Nascida em Londres e sem frequentar a creche até os dois anos de idade, Alice
Secco tornou-se uma sensação nas redes sociais, notadamente no Instagram, após
sua mãe compartilhar vídeos nos quais a criança, em tenra idade, demonstrava uma
notável capacidade linguística. A sua precoce habilidade em pronunciar palavras de
complexidade léxica, como "proparoxítona" e "estapafúrdio", rapidamente chamou a
atenção do público.
O reconhecimento de Alice na internet foi amplificado quando ela foi convidada
a protagonizar uma campanha publicitária do banco Itaú em 2022, ao lado de outras
figuras proeminentes da mídia brasileira. Neste contexto, ela teve a oportunidade de
interagir com a renomada atriz Fernanda Montenegro, célebre por seu prestígio no
cenário artístico nacional, mas também por sua competência linguística.
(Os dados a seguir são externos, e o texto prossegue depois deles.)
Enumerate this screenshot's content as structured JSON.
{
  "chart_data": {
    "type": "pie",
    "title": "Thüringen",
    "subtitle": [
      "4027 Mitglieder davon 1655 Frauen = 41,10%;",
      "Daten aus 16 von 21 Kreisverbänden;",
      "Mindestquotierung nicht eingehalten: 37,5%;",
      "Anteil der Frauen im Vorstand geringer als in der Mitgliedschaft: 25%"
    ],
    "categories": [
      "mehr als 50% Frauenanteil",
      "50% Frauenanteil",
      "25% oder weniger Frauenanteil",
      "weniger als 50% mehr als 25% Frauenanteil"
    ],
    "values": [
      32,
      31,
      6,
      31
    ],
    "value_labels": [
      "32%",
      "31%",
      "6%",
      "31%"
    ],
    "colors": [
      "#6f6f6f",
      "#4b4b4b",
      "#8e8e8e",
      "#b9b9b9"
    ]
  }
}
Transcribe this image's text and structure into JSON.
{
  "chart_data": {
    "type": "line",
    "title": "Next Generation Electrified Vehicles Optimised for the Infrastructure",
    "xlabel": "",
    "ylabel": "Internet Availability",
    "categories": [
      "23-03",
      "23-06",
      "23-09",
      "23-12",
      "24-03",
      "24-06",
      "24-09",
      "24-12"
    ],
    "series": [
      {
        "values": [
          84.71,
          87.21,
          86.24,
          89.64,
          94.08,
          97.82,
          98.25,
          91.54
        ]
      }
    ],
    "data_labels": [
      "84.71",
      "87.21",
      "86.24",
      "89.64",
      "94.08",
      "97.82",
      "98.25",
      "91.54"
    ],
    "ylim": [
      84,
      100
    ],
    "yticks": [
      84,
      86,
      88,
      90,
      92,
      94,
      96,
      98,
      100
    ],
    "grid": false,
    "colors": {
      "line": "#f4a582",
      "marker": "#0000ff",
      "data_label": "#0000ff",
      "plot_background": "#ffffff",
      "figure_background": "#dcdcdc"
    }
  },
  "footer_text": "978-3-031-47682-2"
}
Em 2023, Alice Secco e Fernanda Montenegro retornaram à campanha do
banco, ocasião em que Fernanda Montenegro fez uma referência ao perfil de
Instagram da mãe de Alice, Morgana Secco, onde os vídeos da menina são
compartilhados. Ao questionar Alice sobre outras palavras significativas, como
"humanidade", "bondade" e "esperança", a atriz fez alusão à maneira como Morgana
interage com sua filha no referido perfil, onde inicia os vídeos com a expressão "vamos
falar as palavras?". Durante essa interação, Fernanda Montenegro pergunta a Alice:
“Mas e as outras palavras?”.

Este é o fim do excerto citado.